What It Means At Corporate Tools
Being Scrappy means treating business like a battlefield where we rarely have the firepower for a head‑on assault. Instead of matching the titans’ size, we hunt for the weak spot, the side‑door, the unexpected angle that lets us advance with far fewer resources. The “flank move” is our default strategy: identify the real problem, craft a lean, high‑impact plan, and give the team crystal‑clear direction to execute quickly.
Scrappy is also a mindset. It rejects textbook solutions and corporate playbooks in favor of street‑smart tactics, rapid experimentation, and learning by doing. We value scheming sessions, quick pivots, and the willingness to lose a battle so we can win the war. When every teammate treats every obstacle as a chance to outmaneuver, the whole organization gains speed, resilience, and an edge that money alone cannot buy.

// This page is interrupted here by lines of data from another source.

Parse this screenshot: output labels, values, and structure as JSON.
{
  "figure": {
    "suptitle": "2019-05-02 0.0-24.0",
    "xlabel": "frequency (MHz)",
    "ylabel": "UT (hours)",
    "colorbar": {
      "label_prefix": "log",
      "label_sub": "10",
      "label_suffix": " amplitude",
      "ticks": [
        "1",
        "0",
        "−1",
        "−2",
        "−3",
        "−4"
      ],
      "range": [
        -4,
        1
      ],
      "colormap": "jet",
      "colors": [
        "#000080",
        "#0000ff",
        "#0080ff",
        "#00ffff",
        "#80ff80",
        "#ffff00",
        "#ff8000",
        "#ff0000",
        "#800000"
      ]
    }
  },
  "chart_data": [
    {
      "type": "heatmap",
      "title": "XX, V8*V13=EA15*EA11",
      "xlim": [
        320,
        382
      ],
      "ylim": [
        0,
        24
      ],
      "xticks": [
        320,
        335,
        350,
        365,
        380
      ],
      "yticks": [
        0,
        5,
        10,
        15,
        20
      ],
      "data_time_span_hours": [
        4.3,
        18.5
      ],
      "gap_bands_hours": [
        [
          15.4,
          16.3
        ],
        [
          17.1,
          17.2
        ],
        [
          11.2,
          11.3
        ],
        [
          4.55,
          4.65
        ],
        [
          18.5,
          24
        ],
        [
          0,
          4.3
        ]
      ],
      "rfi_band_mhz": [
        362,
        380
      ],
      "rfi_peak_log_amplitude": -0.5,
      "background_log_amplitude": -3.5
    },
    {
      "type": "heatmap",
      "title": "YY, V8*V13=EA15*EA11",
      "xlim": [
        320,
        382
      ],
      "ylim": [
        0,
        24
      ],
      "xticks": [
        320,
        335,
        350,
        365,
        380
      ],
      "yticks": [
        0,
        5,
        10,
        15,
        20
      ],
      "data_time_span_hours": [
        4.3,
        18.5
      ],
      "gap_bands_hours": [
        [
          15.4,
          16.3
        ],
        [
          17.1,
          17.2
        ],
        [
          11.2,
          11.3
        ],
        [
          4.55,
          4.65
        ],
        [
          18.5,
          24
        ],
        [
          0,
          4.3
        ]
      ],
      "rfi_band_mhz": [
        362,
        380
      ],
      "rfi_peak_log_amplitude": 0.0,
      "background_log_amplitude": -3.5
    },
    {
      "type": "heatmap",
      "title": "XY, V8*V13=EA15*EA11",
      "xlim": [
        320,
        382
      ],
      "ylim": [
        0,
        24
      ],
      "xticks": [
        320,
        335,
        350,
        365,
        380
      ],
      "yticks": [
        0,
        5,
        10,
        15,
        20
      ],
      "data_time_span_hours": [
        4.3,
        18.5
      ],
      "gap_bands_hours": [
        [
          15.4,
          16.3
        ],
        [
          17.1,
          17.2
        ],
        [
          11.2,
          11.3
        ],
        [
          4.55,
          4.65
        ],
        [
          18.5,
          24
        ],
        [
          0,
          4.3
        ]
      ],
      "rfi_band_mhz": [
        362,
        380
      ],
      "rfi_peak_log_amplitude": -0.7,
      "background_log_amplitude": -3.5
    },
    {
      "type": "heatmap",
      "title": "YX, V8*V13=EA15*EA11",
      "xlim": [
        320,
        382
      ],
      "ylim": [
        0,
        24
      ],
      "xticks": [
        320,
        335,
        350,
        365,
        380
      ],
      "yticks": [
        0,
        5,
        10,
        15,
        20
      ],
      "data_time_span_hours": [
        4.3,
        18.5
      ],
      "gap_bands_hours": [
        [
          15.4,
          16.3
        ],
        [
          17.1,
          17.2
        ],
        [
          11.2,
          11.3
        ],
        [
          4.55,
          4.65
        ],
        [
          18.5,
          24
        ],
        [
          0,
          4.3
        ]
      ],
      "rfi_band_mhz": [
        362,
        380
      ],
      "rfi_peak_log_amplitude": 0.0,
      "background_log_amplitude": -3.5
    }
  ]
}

In practice, being Scrappy looks like: a two‑week “scheming” sprint where we surface what’s working, a clear, concise battle plan that every person can see, and a culture that celebrates clever workarounds as much as big wins. It is the habit of constantly asking, “What’s the next side‑move?” and acting on it before the competition even notices.
How This Shows Up In Your Day
You are living this when
- You map the opponent’s strengths, then choose a side route that avoids them.
- You run a quick “scheming” session (every 1–2 weeks) to share wins, failures, and emerging tactics.
- You turn a failed experiment into a concrete lesson that reshapes the next plan.
- You empower the team to act on the flank without waiting for multiple approvals.
You are not living this when
- You try to copy a rival’s playbook instead of finding your own angle.
- You spend weeks polishing a perfect front‑line solution that never gets traction.
- You avoid risk because you fear losing, so no experiments ever happen.
- You delay action waiting for a “perfect” strategy that may never appear.